Sen. Burr on Tuesday said he was “troubled by the timing” of Comey’s firing. But he didn’t call for a special prosecutor or new independent commission.
The formation of a new investigatory effort would take some time, putting off the moment when the public might begin to get more answers. Given that the best hope for Democrats and GOP critics of the Comey firing might be to keep up intense scrutiny of the current FBI and Senate efforts. If President Trump truly wants to derail Russia investigations, the irony is that the dismissal of Comey may produce so much attention that it has the opposite effect.
Democrats are furious. Many Republicans are (secretly) annoyed and nervous. Cable news is in full-press mode. For the White House, the Comey firing has been an unanticipated explosion that may even affect its ability to get its legislative agenda through Congress.
Firing Comey may make Trump feel as if he has exercised power, in the short term.

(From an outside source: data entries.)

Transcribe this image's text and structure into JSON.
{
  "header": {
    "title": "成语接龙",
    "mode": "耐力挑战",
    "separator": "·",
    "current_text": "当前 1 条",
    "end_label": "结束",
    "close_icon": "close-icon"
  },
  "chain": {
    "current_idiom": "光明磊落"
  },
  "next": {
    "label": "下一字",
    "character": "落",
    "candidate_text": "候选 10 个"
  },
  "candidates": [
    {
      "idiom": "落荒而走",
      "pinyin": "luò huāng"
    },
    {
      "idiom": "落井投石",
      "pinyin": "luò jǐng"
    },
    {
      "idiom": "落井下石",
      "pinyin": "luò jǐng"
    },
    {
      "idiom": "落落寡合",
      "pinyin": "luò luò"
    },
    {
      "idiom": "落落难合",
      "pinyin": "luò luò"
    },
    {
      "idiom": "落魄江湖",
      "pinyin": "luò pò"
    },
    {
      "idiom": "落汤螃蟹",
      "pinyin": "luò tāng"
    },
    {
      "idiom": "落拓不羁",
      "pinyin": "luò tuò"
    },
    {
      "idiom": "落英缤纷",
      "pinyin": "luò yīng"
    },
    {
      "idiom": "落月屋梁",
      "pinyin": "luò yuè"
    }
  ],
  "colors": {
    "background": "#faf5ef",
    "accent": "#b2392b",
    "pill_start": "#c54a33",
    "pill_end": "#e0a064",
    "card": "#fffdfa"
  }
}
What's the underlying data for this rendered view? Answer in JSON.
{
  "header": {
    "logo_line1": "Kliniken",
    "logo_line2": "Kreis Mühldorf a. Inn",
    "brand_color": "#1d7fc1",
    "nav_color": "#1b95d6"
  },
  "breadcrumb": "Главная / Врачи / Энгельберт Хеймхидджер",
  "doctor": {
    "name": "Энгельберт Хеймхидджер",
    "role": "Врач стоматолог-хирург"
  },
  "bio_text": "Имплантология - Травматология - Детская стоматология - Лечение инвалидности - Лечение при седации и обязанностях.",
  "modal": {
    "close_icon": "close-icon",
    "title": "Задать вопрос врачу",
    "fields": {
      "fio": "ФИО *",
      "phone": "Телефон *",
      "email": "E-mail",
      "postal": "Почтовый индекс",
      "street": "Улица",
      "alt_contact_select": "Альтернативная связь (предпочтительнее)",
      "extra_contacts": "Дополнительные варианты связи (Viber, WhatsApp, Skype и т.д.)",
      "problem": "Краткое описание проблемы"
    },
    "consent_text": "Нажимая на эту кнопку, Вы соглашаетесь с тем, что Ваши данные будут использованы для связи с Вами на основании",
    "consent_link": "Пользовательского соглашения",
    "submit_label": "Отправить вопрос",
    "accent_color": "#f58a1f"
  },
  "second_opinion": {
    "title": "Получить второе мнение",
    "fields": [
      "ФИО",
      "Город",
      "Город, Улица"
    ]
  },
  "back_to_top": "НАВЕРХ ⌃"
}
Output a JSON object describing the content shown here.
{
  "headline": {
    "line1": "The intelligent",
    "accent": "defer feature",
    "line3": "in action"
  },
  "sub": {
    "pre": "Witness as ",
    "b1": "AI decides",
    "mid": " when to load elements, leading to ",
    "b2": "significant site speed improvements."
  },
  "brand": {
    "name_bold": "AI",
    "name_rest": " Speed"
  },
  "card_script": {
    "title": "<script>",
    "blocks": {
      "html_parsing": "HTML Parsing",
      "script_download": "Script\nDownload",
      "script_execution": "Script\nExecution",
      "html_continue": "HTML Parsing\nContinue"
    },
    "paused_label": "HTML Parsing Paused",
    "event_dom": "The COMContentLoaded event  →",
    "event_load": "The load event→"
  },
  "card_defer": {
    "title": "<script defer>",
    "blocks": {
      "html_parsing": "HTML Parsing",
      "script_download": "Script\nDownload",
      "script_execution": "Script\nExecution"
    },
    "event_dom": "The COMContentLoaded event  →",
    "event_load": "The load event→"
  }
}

But that might not last, says Andrew Rudalevige, a professor of government at Bowdoin College who specializes in presidential management of the executive branch
“In the long term he may find it undermines his power in various ways,” says Rudalevige.
Given all this, what should voters look at to try and determine whether the Russia investigations are still on track?
Who Trump nominates to be the next FBI director, for one thing, and whether that person gets confirmed. If he picks an administration loyalist such as former New York City Mayor Rudolph Giuliani, or perhaps New Jersey Gov. Chris Christie, it will be an obvious sign he’s trying to exert much greater control over the course of the bureau’s Russia inquiry.
The pace of subpoenas could be another sign. On Wednesday, the Senate Intelligence Committee issued a subpoena for relevant documents from ex-NSA Michael Flynn, indicating a degree of seriousness about examining his role in the Russia affair. According to news reports, federal prosecutors have similarly begun issuing subpoenas for the business records of Flynn associates.
Federal subpoenas would mean the inquiry has moved into the purview of the larger Justice Department as well as the FBI. If it reaches that stage it would take a concerted and obvious effort to turn it off. Such an effort would almost certainly become public via media leaks.
“I’m not positive an independent prosecutor is necessary right now. It is still possible for the existing processes to work. But they have to be allowed to work,” says Andrew Rudalevige of Bowdoin.